When the Ohio Turnpike and Infrastructure Commission eyed 0.338 acres of land owned by the Abrahams family in Amherst, an appraiser hired by the department valued the plot at $11,865. The Commission offered the family $13,400. After they declined, the Turnpike turned to the courts, suing for eminent domain. It sought the plot, part of 123 acres the family had purchased years back, to fill in an overpass and get rid of a bridge.
The Turnpike won but the hard feelings were only beginning. The Abrahams received a check for just $11,865, the initial figure, which was not only less than the initial offer but magnitudes less than what they thought the land was worth: An appraiser they had hired valued the acreage and damages of the Turnpike's land grab at more than $1 million. So, they sued.
Last week, after three days of proceedings in Lorain County probate court, a jury sided with them, awarding the Abrahams $1,092,081.
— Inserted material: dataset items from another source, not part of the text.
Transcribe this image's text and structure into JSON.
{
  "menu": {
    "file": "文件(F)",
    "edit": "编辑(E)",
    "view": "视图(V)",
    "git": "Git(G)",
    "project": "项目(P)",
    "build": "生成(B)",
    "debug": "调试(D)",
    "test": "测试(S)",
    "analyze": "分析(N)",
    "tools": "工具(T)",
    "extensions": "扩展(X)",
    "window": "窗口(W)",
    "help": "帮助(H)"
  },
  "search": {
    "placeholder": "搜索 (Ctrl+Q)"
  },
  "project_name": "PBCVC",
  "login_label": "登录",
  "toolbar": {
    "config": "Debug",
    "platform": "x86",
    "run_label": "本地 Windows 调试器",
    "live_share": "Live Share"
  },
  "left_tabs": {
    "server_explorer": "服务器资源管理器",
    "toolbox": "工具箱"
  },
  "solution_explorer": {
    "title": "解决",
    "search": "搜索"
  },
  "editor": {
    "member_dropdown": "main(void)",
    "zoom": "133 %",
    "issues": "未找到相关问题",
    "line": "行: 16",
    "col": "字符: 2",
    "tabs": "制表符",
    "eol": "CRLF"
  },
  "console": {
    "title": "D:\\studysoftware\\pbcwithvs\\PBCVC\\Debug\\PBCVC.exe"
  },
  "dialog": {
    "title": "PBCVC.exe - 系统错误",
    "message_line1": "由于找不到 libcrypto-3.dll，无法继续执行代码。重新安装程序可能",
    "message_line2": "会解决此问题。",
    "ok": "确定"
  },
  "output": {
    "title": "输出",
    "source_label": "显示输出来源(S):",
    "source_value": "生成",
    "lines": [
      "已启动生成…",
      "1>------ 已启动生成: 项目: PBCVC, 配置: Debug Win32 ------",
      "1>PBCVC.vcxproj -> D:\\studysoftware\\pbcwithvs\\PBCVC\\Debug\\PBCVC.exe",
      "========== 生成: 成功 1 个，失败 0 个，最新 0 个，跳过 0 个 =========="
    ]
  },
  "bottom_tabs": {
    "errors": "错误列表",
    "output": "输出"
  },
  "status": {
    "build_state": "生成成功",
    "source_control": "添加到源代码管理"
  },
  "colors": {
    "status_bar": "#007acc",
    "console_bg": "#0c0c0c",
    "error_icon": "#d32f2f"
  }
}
"Justice was served," said Dennis O'Toole, the family's attorney. "Both the United States and the Ohio Constitutions require that just compensation be paid to landowners when an agency like the Turnpike Commission takes their land by eminent domain. Landowners in Lorain County and throughout Ohio don’t have to accept an unfairly low offer for their property. They have the right to fight taking in court and let a jury decide what fair compensation for the property really is.”